Cyberpharises

By Douglas Rushkoff. Published in The New York Times Syndicate/Guardian of London on 1 December 1996

A graying, middle-aged business man smiles meekly at the bottom of the frame. Shadows surround him. On the facing page, the text revealing his thoughts: “Will a 14-year-old SOCIOPATH bring my company to its knees?”

The headroom-oppressed businessman and his typeset, deepest fears are part of a two-page advertisement for IBM SecureWay© products and services. The copy begins, “It can keep you up at night, the thought of some wily hacker…”

On the very next page of the same computer business magazine, an ad for a networking consulting firm offers a chilling headshot of Frankenstein’s monster with the caption: “Does your pieced together network give you nightmares?”

If we aren’t already have bad dreams about the Internet, ads like these are sure to provoke them. Using fear to sell goods and services is nothing new ˆ but the intensity of this barrage, coupled with the intrinsically mysterious nature of Internet itself, only serves to heighten the level of paranoia already crippling the development of real online community.

What is your felt experience when you read Wired or most other trendy computer industry publications? Do you feel informed, welcomed, and respected? Or do you feel more anxious about the evolution of technology after you finish the magazine than before you picked it up? Do the complex graphics and fluorescent colors put you in a state of calm where you can absorb new information, or do they remind you of the bright-colored signs at a blasting zone?
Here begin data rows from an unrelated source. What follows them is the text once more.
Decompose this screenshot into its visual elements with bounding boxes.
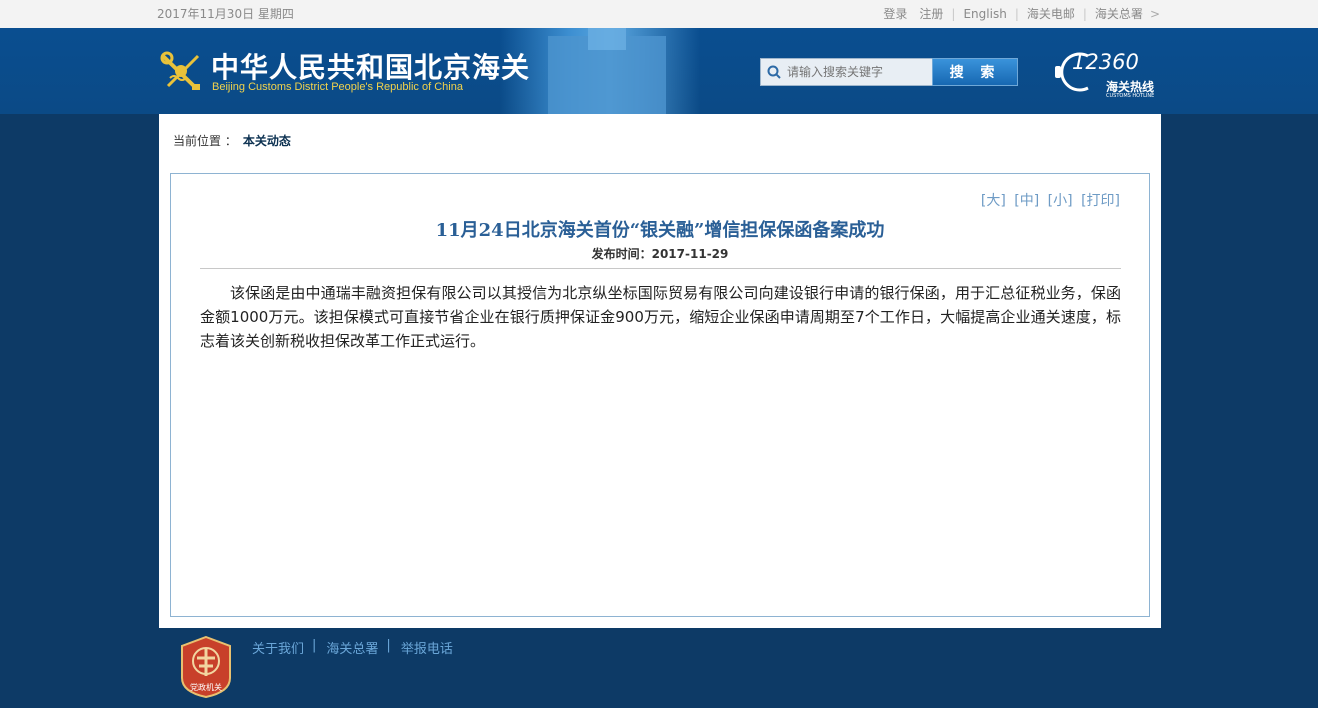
top-bar: 2017年11月30日 星期四 登录 注册 | English | 海关电邮 |… — [0, 0, 1318, 28]
badge-label: 党政机关 — [190, 682, 222, 692]
hotline-number: 12360 — [1072, 50, 1139, 74]
english-link[interactable]: English — [963, 7, 1006, 21]
report-phone-link[interactable]: 举报电话 — [401, 638, 453, 657]
search-input[interactable] — [787, 65, 917, 79]
footer-links: 关于我们 | 海关总署 | 举报电话 — [252, 638, 453, 657]
breadcrumb: 当前位置 ： 本关动态 — [173, 132, 291, 149]
register-link[interactable]: 注册 — [919, 5, 943, 22]
site-header: 中华人民共和国北京海关 Beijing Customs District Peo… — [0, 28, 1318, 114]
search-button[interactable]: 搜 索 — [932, 58, 1018, 86]
hotline-logo[interactable]: 12360 海关热线 CUSTOMS HOTLINE — [1054, 44, 1162, 102]
gac-link[interactable]: 海关总署 — [1095, 5, 1143, 22]
party-government-badge-icon[interactable]: 党政机关 — [180, 636, 232, 698]
building-image — [548, 28, 666, 114]
font-large-button[interactable]: [大] — [981, 193, 1006, 209]
search-box — [760, 58, 932, 86]
chevron-right-icon: > — [1149, 6, 1160, 21]
breadcrumb-label: 当前位置 ： — [173, 134, 237, 148]
font-size-tools: [大] [中] [小] [打印] — [977, 190, 1120, 210]
footer-gac-link[interactable]: 海关总署 — [326, 638, 378, 657]
divider — [200, 268, 1121, 269]
hotline-label-english: CUSTOMS HOTLINE — [1106, 93, 1155, 99]
main-content: 当前位置 ： 本关动态 [大] [中] [小] [打印] 11月24日北京海关首份… — [159, 114, 1161, 628]
article-panel: [大] [中] [小] [打印] 11月24日北京海关首份“银关融”增信担保保函… — [170, 173, 1150, 617]
site-title: 中华人民共和国北京海关 — [211, 51, 531, 84]
article-body: 该保函是由中通瑞丰融资担保有限公司以其授信为北京纵坐标国际贸易有限公司向建设银行… — [200, 284, 1121, 350]
search-bar: 搜 索 — [760, 58, 1018, 86]
print-button[interactable]: [打印] — [1081, 193, 1120, 209]
customs-mail-link[interactable]: 海关电邮 — [1027, 5, 1075, 22]
font-small-button[interactable]: [小] — [1048, 193, 1073, 209]
about-us-link[interactable]: 关于我们 — [252, 638, 304, 657]
font-medium-button[interactable]: [中] — [1014, 193, 1039, 209]
current-date: 2017年11月30日 星期四 — [157, 7, 294, 21]
site-title-english: Beijing Customs District People's Republ… — [212, 81, 463, 93]
publish-date: 发布时间：2017-11-29 — [591, 247, 729, 261]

In its best light, the presentation and content of most computer-related editorial and advertising can be equated with fire-and-brimstone religious conversion tactics. The underlying message is you will be damned if you don’t buy their services. If you don’t equip yourself with state-of-the-art computers and networks, your business will fail. If you already do own them, your business will fail because you don’t know how to use or protect them properly. It’s a two-pronged racket. First, accept the word. Then, come back to us every week because the word keeps changing, and only the experts know for sure what it is.

Businessmen put their dollars into new security programs with the same ignorant impulsiveness that most parishioners donate to the collection plate. They don’t understand the process by which their contributions grant them immunity from catastrophe, but they trust that the priest does. The more they invest in the system, the more they have at stake in keeping it going.

The folks making money off these suckers are simply exploiting the time-honored technique of monopolizing divine grace by creating sets of symbols and codes that no one else can understand. It is precisely what got everyone so mad at the Pharisees two thousand years ago. They controlled the language of money and mysticism, and exploited it to their own ends.

Today, the language of money and mysticism are both being claimed by the self-appointed computer elite, and it could render the online world as dangerously esoteric and out-of-reach as cabalistic religions made early Europe. The vestiges of anti-Semitism and religious tension we see today are the legacy of such practices. I hate to imagine the future of a digital society plagued by the same mistakes made at this early juncture.

In their advertisements, hi-tech companies equate the chaotic realm of computer code with mythic realm of the unconscious: computer viruses attack you in your sleep, and your ignorance of networking solutions will invade your sacred dream space. In their editorial, hi-tech magazines encode their text in jargon and layout meant to make us believe that more is being communicated to us than we can possibly decipher on our own. We assume that we simply aren’t savvy to the non-verbal messages. The articles just reinforce the notion that we need more experts.

There is something secret being communicated by the scary advertisements and articles filling today’s computer media: don’t go out there by yourself. You aren’t smart enough, young enough, rich enough, or privileged enough to even know what we’re talking about, much less take an action on your own. If you are so foolish as to ignore our warnings, just try to get a good night’s sleep.

The only answer I can come up with is either to ignore these folks altogether, or to realize that their need to sell us their expertise far outweighs their need to make our lives or the Internet more enriching, safe, or fun. If they believe it is directly against their interests to make us feel good about our relationship to technology, then we have stop turning to them for inspiration.

Meanwhile, and even more importantly, we have to correct the impression that this propaganda makes on those who still haven’t ventured online. If we don’t, then we, the digital enthusiasts, risk suffering the same persecution that may someday befall the digital elite.